Cantil-Sakauye told CALmatters she re-registered as an unaffiliated voter shortly after the hearings. "You can draw your own conclusions," she told CALmatters.

Cantil-Sakauye became a judge nearly 30 years ago, and rose to chief justice of the state Supreme Court in 2011. She discussed the decision to leave the Republican Party with her husband and friends, and decided it was the right move for her. "I've been thinking about it for some time," she said. Her advisers told her, "You didn't leave the party. The party left you.”

Cantil-Sakuye also cited her displeasure with the direction of the GOP in her home state of California. "I felt compelled to make a choice now. It better suits what I do and how I approach issues," Cantil-Sakauye said, according to NBC News.

California's state supreme court chief justice is only the latest high-profile Republican to renounce their party membership — from former Florida representative and now talkshow host Joe Scarborough to conservative writer Max Boot.

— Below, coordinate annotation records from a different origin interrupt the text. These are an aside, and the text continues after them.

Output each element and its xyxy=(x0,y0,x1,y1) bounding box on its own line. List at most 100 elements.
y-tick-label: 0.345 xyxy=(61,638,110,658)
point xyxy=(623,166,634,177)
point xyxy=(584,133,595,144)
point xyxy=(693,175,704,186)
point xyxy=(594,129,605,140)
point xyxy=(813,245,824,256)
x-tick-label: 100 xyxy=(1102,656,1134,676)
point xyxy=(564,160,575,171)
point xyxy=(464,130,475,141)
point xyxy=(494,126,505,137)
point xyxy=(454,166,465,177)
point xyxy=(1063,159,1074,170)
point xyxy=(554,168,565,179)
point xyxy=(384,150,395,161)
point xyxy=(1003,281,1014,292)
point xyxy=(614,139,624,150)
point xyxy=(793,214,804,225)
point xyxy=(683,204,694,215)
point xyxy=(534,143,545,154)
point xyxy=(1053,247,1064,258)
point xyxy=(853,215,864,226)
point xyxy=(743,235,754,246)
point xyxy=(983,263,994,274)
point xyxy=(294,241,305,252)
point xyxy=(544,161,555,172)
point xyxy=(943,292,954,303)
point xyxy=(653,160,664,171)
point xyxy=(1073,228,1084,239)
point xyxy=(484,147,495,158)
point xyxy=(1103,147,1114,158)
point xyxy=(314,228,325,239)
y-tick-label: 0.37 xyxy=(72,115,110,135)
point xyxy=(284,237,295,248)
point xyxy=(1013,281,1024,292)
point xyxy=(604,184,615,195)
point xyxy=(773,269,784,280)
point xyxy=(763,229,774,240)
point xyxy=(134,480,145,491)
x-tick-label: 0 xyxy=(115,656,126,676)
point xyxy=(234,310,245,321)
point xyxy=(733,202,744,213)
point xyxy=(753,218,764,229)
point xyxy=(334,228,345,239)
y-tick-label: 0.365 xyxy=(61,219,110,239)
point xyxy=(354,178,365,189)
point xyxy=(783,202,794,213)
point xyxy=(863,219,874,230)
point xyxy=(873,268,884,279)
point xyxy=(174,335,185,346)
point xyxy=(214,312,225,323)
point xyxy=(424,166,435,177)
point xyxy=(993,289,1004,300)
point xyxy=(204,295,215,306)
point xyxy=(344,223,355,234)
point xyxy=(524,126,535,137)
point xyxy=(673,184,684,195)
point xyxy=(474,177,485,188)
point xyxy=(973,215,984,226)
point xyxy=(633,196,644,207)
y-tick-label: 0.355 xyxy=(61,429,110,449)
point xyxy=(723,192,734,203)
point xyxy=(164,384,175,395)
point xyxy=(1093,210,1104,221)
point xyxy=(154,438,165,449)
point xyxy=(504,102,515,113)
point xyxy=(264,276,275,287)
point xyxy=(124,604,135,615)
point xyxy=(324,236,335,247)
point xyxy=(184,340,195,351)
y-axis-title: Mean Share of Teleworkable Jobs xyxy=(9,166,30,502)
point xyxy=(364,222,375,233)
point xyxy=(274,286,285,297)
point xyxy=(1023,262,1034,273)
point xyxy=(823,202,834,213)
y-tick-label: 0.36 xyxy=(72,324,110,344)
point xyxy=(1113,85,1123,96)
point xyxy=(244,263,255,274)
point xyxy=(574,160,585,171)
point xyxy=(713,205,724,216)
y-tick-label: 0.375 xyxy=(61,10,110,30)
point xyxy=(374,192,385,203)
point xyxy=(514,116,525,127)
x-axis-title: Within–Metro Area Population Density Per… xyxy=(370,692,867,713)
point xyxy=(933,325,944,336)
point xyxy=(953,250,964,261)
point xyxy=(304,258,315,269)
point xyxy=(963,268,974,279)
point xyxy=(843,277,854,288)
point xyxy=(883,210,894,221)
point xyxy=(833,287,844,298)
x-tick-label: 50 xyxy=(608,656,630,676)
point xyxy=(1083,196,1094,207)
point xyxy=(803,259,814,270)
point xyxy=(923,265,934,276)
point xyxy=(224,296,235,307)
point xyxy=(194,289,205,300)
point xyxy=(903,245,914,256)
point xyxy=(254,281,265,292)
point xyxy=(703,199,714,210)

Cantil-Sakuye said she had been considering leaving the party for two years. "I've been a Republican since I was 18. And I never really gave it a great deal of thought, because always there has been a give and take on both sides," Cantil-Sakuye told The Washington Post. "Nothing beyond the normal give and take of the heat of politics."

She saw "a certain amount of polarization [in politics] that doesn't reflect who I am as a person and the values I have as a person," Cantil-Sakuye told The Washington Post.

The confirmation of Kavanaugh to the Supreme Court came after an accusation by Christine Blasey Ford that she was assaulted by Kavanaugh when they were both teenagers. Kavanaugh denied her accusation in statement to The Washington Post and in his testimony to the Senate Judiciary Committee. The Associated Press reported that at least 20.4 million people watched the Kavanaugh hearing on ABC, CBS, NBC, CNN, Fox News Channel, and MSNBC, but that total didn't include viewers on PBS, C-SPAN and the Fox Business Network. Cantil-Sakuye was one of those viewers.

"I saw the hearings not as a chief justice, but I saw it as a mother of two young women. And I was greatly disturbed by the process," Cantil-Sakauye told The Washington Post. "It was partisan. It was the tone. It was hiring a woman to place questions to another woman. It was the atmosphere, the timing."

She told the newspaper that she changed her party registration the night of the hearing and also updated her official online bio. "In the 28 years that I've been on the bench, my party has been referred to but it’s never been a factor," she told the Post. "I had completely forgotten about it."